Remember, you will be standing in front of Jesus’ Judgment Seat who was born, raised, preached and died a Jew.

 

God will curse you because you will have no excuse for your behavior. Your words in this email have condemned you.

 

Joan Slish


Response from MRFF Advisory Board Member Mike Farrell

On Aug 14, 2018, at 3:40 PM,  wrote:

 

Dear (name withheld), (I don’t know if that’s a name or a state of mind. Flagrant Hilarity occurs.)

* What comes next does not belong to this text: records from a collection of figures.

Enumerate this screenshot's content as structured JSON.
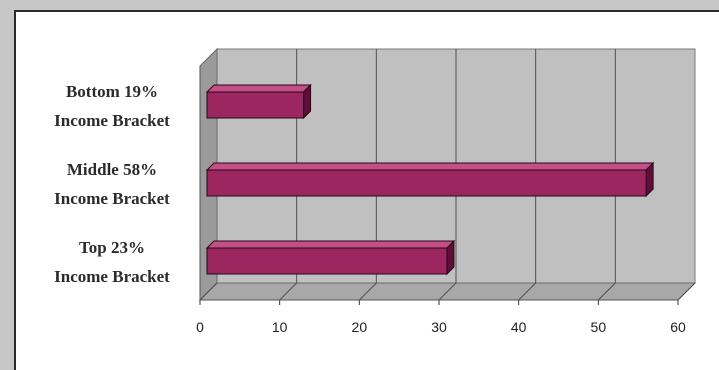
{
  "chart_data": {
    "type": "bar",
    "orientation": "horizontal",
    "style": "3d",
    "categories": [
      [
        "Bottom 19%",
        "Income Bracket"
      ],
      [
        "Middle 58%",
        "Income Bracket"
      ],
      [
        "Top 23%",
        "Income Bracket"
      ]
    ],
    "values": [
      13,
      56,
      31
    ],
    "xlim": [
      0,
      60
    ],
    "ticks": [
      "0",
      "10",
      "20",
      "30",
      "40",
      "50",
      "60"
    ],
    "grid": true,
    "legend": "none",
    "colors": {
      "bar_front": "#9b2660",
      "bar_top": "#c24f86",
      "bar_side": "#5e0f38",
      "plot_wall": "#c0c0c0",
      "floor": "#a8a8a8",
      "grid": "#505050"
    }
  }
}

It does because it’s hilarious to think someone could be so ill-informed, so intentionally cruel and so ignorant

of his (or her) chosen faith and yet call him(or her)self a Christian.

It is painful and embarrassing, I realize, to be so completely, outrageously wrong when making a public declaration like

this silly message you’ve been able to choke out, but with any luck you’ve used a fake address (as do most of the
faux-Christian cowards who compose these tiring and boring attempts at intimidation) and you’ll go along your way,
slandering others who somehow don’t seem to fit your vision of what people are supposed to be or do, based on your
perverted misunderstanding of what Christianity means.

In the meantime, we’ll continue to protect the right of those in the military to believe as one chooses by calling out

arrogant hypocrites like General Teichert who feel it’s perfectly fine to impose their beliefs on those under their power

despite clear military regulations banning such behavior.

As for you, judge how meaningful your imprecatory prayers to Jesus are by the fact that Mikey and the thousands of

women and men in the military he has helped and who continue to be grateful supporters of the MRFF, all thrive and

continue to live lives of pride by the standards of their beliefs in an America where they are free to do so.